NMR

This is a more challenging and less directed project than the usual weekly assignments. To complete it should take two weeks. At the end, the team may be selected to give a short 20-30 minute presentation.

Nuclear Magnetic Resonance (NMR) has a number of very important applications to biology and medicine. There are two main applications that you can focus on:

  • MRI imaging techniques and applications
  • Macromolecular structure prediction

They both share the same basic physics, so the first week will be spent learning the basic physics. Then the second will concentrate on one of the two areas listed above.

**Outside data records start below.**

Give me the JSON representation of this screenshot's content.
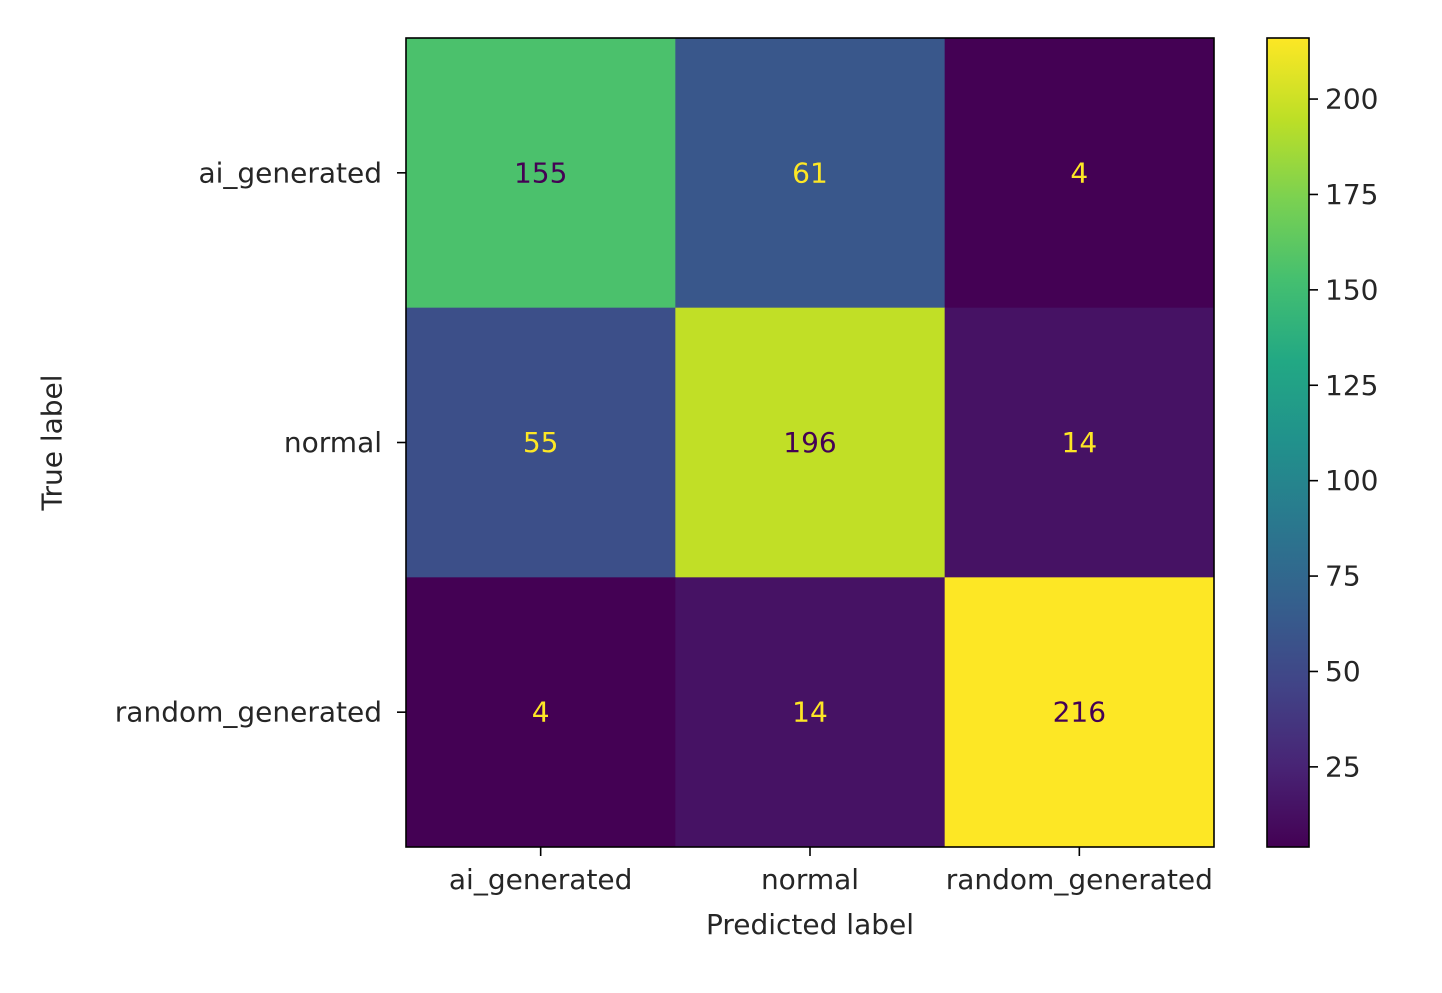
{
  "chart_data": {
    "type": "heatmap",
    "title": "",
    "xlabel": "Predicted label",
    "ylabel": "True label",
    "x_categories": [
      "ai_generated",
      "normal",
      "random_generated"
    ],
    "y_categories": [
      "ai_generated",
      "normal",
      "random_generated"
    ],
    "matrix": [
      [
        155,
        61,
        4
      ],
      [
        55,
        196,
        14
      ],
      [
        4,
        14,
        216
      ]
    ],
    "colormap": "viridis",
    "colorbar": {
      "min": 4,
      "max": 216,
      "ticks": [
        25,
        50,
        75,
        100,
        125,
        150,
        175,
        200
      ]
    },
    "grid": false,
    "colors": {
      "low_text": "#fde725",
      "high_text": "#440154",
      "axis": "#000000",
      "text": "#262626"
    }
  }
}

Note that the second application, that of macromolecular structure prediction is extremely complicated technically, even in comparison with MRI imaging. It is very hard to understand it well in two weeks. MRI imaging is difficult, but a basic understanding of it does not rely on as many subtle complicated effects.

Week 1

There are good resources available on the web, and some recommended ones are compiled at the above nmr link. By the end of the first week, you should familiarize yourself with:

  • spin and its energy levels in a magnetic field
  • how transitions are made between different levels by the absorption or emission of photons, and how this is related to NMR.
  • The different relaxation processes (denoted T1 and T2).
  • Precession and the Bloch equation(s)
  • How to use pulsed magnetic fields to change the orientation of spins.

hw2/nmr in the code zip ball Download code zip ball allows you to investigate the behavior of the magnetic moment under the application of a time varying magnetic field using the Bloch equations. You should try to understand this code, and then modify to implement the code to simulate the Bloch equations in the "rotating frame".

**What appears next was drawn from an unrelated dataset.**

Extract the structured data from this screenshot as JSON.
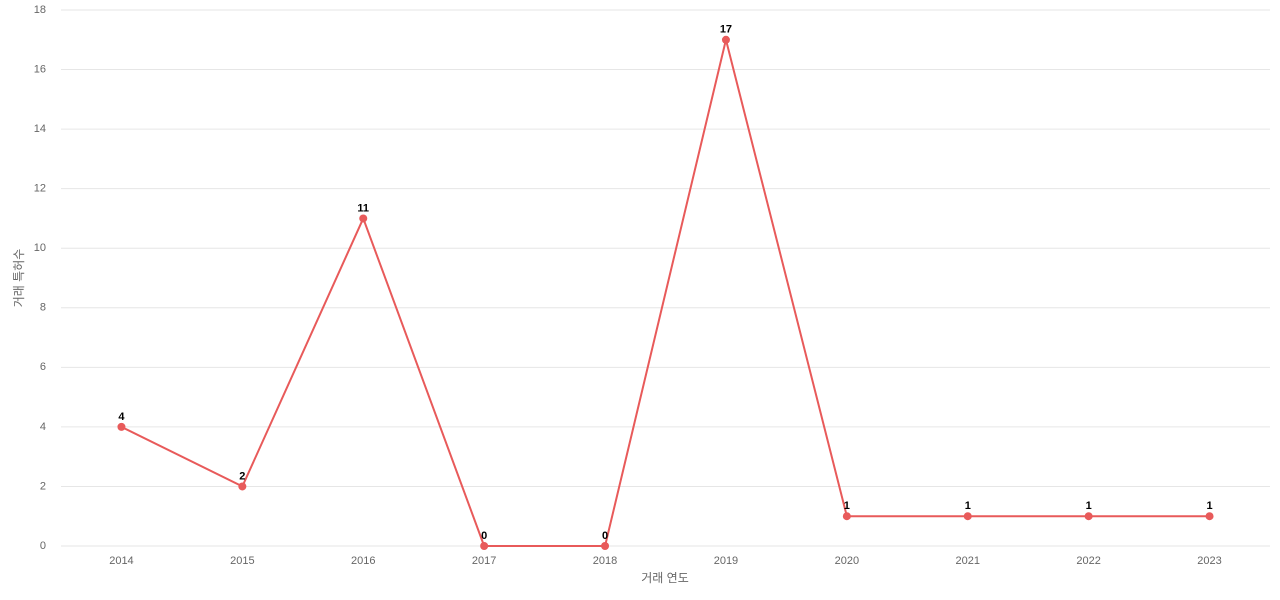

Within one week, the team should upload their progress report, obtaining answers to the above questions, including implementation of the python code.

Week 2

In this week you can concentrate on MRI imaging or using NMR for protein structure prediction.

MRI Imaging

You want to be able to learn the basic physics and math of this technique. This requires a good understanding of Fourier Transforms, as well as understanding the behavior of the Bloch equations. At the end you should do the following:

  • What interesting biological questions can be addressed with this techniques, or variations of it, such as FMRI?
  • Explain how by applying to appropriate sequence of magnetic fields, including ones with slow spatial variation, you can relate the time dependent magnetization to the Fourier Transform of the spin density, and how this can be used to do medical imaging.
  • Describe what are the limits of sensitivity and spatial resolution that you expect from this technique.
  • Now you should look for at least one new advance in NMR imaging in the recent literature.

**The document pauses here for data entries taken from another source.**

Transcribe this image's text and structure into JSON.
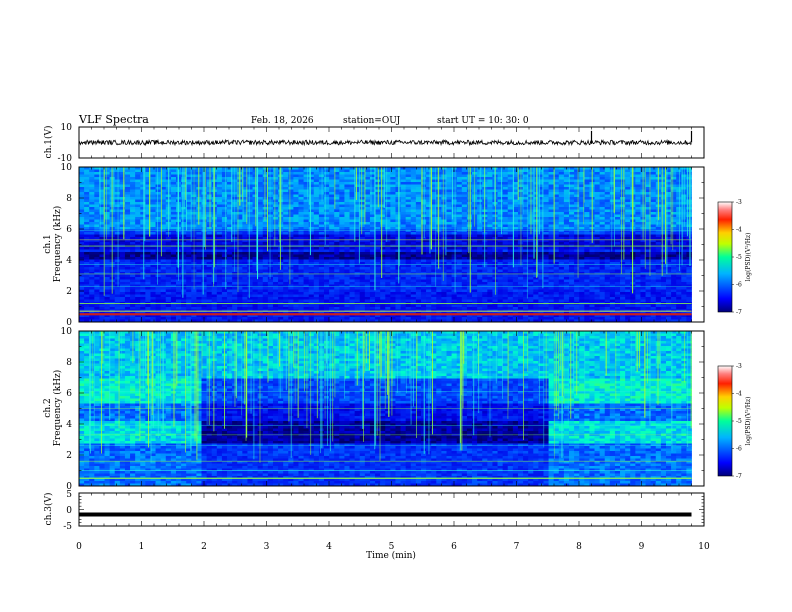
{
  "header": {
    "title": "VLF Spectra",
    "date": "Feb. 18, 2026",
    "station": "station=OUJ",
    "start": "start  UT =   10: 30: 0"
  },
  "chart_data": [
    {
      "type": "line",
      "name": "ch1-waveform",
      "ylabel": "ch.1(V)",
      "ylim": [
        -10,
        10
      ],
      "y_ticks": [
        "10",
        "-10"
      ],
      "xlim": [
        0,
        10
      ],
      "mean_level": 0,
      "spike_times_min": [
        8.2,
        9.8
      ]
    },
    {
      "type": "heatmap",
      "name": "ch1-spectrogram",
      "ylabel_line1": "ch.1",
      "ylabel_line2": "Frequency (kHz)",
      "ylim": [
        0,
        10
      ],
      "y_ticks": [
        "0",
        "2",
        "4",
        "6",
        "8",
        "10"
      ],
      "xlim": [
        0,
        10
      ],
      "colorbar": {
        "label": "log(PSD)(V²/Hz)",
        "range": [
          -7,
          -3
        ],
        "ticks": [
          "-3",
          "-4",
          "-5",
          "-6",
          "-7"
        ]
      },
      "notable_features": {
        "strong_line_khz": 0.5,
        "dark_band_khz": [
          4.1,
          4.5
        ]
      }
    },
    {
      "type": "heatmap",
      "name": "ch2-spectrogram",
      "ylabel_line1": "ch.2",
      "ylabel_line2": "Frequency (kHz)",
      "ylim": [
        0,
        10
      ],
      "y_ticks": [
        "0",
        "2",
        "4",
        "6",
        "8",
        "10"
      ],
      "xlim": [
        0,
        10
      ],
      "colorbar": {
        "label": "log(PSD)(V²/Hz)",
        "range": [
          -7,
          -3
        ],
        "ticks": [
          "-3",
          "-4",
          "-5",
          "-6",
          "-7"
        ]
      },
      "notable_features": {
        "quiet_interval_min": [
          2.0,
          7.5
        ]
      }
    },
    {
      "type": "line",
      "name": "ch3-waveform",
      "ylabel": "ch.3(V)",
      "ylim": [
        -5,
        5
      ],
      "y_ticks": [
        "5",
        "0",
        "-5"
      ],
      "xlim": [
        0,
        10
      ],
      "mean_level": -1.5
    }
  ],
  "xaxis": {
    "label": "Time (min)",
    "ticks": [
      "0",
      "1",
      "2",
      "3",
      "4",
      "5",
      "6",
      "7",
      "8",
      "9",
      "10"
    ],
    "data_end_min": 9.8
  },
  "colors": {
    "trace": "#000000",
    "background": "#ffffff"
  }
}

NMR Spectroscopy Applied to Biological Macromolecules

There are a large variety of sophisticated techniques that used NMR to determine the structure of large macromolecules such as proteins. Some of the physical involved in this is quite complex, and require an advanced understanding of quantum statistical mechanics. So some of the phenomena used, such as NOESY (the Nuclear Overhauser Effect) should be taken for granted and you should not attempt to derive it. Putting together the various phenomena used in NMR, is still challenging, and these are the things you should pursue:

  • First, give examples of structures that have been solved by NMR and when it should be used as an alternative to X-ray crystallography.
  • The chemical shift.
  • How coupling between spins affects energy levels
  • How does "Spin Echo" work?
  • Understand the basics of two dimensional NMR techniques.
  • How is this data used in conjunction with a physical model of a moving protein to predict its three dimensional structure?